After we've created a window, added a Layout and filled it with controls, we just need to tell Maya to display it using the showWindow() command.  The complete script should now look like this...

import maya.cmds as cmds

# Function that queries the textField and prints it to the
# History pane in the script editor
def printTxtField ( fieldID ):
    print cmds.textField( fieldID, query=True, text=True)
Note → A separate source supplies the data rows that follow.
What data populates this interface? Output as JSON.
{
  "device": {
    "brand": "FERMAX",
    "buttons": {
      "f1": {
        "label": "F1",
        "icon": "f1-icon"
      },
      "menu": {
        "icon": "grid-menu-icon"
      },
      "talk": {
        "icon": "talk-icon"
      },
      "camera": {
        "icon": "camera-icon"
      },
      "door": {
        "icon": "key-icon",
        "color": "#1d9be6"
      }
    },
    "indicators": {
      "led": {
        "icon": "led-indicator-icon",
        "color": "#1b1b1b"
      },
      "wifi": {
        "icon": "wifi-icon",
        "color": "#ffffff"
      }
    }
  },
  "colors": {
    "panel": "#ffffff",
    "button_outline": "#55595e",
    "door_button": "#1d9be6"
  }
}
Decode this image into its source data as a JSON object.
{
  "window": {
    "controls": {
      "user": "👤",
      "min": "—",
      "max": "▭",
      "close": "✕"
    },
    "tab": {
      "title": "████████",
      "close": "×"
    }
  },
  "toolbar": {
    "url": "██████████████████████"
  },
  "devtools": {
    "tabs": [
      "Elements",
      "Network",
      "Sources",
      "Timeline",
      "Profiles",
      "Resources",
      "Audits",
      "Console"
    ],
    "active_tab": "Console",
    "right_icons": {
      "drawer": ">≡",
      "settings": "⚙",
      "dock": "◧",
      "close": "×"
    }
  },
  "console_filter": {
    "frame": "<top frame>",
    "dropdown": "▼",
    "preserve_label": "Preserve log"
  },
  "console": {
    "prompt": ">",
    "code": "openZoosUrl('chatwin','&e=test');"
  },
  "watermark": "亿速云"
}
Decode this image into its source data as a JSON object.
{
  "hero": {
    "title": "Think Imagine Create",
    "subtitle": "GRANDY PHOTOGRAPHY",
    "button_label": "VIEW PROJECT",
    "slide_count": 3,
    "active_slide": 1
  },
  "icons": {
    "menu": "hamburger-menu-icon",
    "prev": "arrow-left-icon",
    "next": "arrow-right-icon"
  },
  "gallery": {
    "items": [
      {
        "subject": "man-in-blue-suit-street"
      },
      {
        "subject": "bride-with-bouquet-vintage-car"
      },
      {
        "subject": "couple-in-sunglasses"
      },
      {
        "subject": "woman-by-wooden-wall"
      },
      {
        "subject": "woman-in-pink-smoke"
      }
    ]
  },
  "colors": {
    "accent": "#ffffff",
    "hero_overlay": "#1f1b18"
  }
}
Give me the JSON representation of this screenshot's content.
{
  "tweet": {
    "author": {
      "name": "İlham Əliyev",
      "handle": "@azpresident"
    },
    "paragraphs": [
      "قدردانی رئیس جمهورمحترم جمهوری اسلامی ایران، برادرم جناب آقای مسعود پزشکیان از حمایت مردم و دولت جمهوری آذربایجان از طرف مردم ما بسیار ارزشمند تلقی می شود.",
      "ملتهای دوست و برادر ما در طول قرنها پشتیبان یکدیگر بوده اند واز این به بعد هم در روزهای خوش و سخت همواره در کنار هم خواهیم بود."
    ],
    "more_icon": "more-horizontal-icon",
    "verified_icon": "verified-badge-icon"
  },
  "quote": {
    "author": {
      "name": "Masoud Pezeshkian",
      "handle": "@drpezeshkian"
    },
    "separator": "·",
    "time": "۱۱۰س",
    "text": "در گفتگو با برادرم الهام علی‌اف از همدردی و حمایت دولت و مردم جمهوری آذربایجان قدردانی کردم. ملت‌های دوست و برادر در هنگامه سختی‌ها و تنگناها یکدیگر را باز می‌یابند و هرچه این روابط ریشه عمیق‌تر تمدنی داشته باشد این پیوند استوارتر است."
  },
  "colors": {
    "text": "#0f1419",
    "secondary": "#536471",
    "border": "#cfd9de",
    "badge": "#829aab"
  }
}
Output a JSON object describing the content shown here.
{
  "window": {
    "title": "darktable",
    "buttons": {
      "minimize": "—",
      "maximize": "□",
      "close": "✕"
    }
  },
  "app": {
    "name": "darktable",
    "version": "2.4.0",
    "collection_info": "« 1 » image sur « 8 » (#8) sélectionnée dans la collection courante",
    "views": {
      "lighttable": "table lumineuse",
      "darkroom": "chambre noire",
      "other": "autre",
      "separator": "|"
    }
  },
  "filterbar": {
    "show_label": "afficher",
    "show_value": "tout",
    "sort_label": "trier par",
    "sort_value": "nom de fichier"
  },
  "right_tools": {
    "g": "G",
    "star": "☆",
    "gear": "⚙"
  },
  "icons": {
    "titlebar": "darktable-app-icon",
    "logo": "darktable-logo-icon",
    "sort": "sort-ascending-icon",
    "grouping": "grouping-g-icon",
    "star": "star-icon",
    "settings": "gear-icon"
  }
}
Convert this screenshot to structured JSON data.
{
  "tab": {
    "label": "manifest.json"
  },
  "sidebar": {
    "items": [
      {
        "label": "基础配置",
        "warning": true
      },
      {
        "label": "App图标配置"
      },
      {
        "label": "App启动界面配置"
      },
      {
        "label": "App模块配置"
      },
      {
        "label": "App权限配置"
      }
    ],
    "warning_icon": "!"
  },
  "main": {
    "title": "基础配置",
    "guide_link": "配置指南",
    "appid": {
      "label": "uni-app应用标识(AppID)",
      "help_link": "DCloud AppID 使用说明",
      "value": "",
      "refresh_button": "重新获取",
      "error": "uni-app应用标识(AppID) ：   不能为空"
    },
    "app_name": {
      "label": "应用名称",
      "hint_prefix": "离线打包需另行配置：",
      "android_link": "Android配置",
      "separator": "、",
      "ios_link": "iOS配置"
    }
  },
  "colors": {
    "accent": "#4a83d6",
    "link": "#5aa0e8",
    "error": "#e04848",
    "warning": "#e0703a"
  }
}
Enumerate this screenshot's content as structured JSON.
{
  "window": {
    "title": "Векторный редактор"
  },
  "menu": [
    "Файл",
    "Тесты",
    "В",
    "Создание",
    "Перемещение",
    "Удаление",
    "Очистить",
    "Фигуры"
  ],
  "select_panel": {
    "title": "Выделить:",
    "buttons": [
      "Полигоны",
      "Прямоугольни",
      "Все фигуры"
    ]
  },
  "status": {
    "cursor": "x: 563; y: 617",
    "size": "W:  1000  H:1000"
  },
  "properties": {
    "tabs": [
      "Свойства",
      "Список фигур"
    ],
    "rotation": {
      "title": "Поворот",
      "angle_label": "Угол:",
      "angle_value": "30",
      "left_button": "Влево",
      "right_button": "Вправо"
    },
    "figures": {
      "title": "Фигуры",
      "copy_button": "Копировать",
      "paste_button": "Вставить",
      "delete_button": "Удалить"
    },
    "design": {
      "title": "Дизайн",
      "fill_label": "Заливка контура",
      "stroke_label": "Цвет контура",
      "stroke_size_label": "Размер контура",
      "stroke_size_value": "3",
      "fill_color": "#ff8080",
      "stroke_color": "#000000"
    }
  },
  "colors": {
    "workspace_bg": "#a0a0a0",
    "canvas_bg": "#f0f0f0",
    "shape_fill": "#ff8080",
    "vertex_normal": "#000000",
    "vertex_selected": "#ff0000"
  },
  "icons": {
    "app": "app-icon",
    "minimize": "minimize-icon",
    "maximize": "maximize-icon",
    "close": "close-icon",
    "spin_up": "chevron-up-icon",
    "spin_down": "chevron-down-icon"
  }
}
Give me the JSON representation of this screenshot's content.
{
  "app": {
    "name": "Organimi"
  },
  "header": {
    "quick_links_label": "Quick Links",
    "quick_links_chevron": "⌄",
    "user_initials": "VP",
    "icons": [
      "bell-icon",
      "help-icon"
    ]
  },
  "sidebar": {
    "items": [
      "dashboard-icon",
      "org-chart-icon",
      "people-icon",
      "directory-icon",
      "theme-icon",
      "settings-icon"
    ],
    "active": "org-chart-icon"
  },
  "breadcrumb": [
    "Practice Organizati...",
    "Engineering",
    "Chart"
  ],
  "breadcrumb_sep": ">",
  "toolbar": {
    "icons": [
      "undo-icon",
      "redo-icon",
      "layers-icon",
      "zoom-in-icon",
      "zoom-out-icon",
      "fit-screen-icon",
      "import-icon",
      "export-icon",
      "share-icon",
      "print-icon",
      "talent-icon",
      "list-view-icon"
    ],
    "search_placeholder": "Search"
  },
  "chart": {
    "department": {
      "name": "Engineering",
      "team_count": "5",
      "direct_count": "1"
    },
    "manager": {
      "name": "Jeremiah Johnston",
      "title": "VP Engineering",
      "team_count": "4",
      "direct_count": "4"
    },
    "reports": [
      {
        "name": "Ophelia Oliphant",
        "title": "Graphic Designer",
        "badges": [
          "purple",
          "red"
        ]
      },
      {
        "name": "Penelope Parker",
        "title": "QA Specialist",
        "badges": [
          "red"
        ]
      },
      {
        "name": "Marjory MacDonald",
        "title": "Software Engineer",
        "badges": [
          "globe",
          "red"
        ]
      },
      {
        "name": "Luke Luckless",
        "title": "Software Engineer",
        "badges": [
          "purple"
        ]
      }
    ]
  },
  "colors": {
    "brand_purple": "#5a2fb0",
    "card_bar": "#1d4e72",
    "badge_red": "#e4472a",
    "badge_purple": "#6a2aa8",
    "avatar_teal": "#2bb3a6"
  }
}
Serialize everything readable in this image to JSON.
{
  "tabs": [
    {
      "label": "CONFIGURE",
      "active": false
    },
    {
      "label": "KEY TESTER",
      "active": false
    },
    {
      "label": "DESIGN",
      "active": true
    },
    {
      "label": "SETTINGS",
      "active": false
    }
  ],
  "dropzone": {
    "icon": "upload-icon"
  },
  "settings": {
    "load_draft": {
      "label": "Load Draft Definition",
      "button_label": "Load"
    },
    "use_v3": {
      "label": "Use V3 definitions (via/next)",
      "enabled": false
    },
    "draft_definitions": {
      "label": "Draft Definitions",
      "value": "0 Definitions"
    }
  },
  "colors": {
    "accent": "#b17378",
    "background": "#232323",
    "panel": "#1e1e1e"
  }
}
# Define an id string for the window first
winID = 'kevsUI'

# Test to make sure that the UI isn't already active
if cmds.window(winID, exists=True):
    cmds.deleteUI(winID)
    
# Now create a fresh UI window
cmds.window(winID)

# Add a Layout - a columnLayout stacks controls vertically
cmds.columnLayout()

# Add controls into this Layout
whatUSay = cmds.textField()
cmds.button(label='click me', command='printTxtField(whatUSay)')

# Display the window
cmds.showWindow()

Conclusion

If we now run the script in Maya, entering text and pressing the button should display the text into the history pane.  And that is the most basic of UI's for now.  Its fairly straight forward to do something very basic like this - and making sure you understand what is happening with the whole parenting hierarchy is fairly important to moving forward into more advanced stuff.

Of course, its no fun if its this simple.  In the next article (which will be a continuation of my Python snippets for budding TD's), I'll create a collection of tips on using various types of controls and look at some of the other great Layouts - as well as talk more about this hierarchy and how we can jump about inside it to give us some more dynamic results.

Ciao for now!

4 comments :

  1. Hey Kev,

    I'm new to building interfaces for Maya, and I stumbled upon this blog of yours, it was pretty handy and easy to understand, so now I have a basic knowledge of what do all those commands do and how to use them.

    Thanks a lot!
    Alberto Martinez

    ReplyDelete
  2. Great to hear it was helpful! :)

    And thanks for the kind words - I've got a handful of other UI related tips on other articles in here if you are looking for more.

    I'm posting up some new technical material soon - Just created a whole pile of new tools, and hopefully can share a few tips from things I did...

    ReplyDelete
  3. Thank you for posting this great tutorial!
    Big help! :)

    ReplyDelete
  4. well done tutorial! thank you so much for this!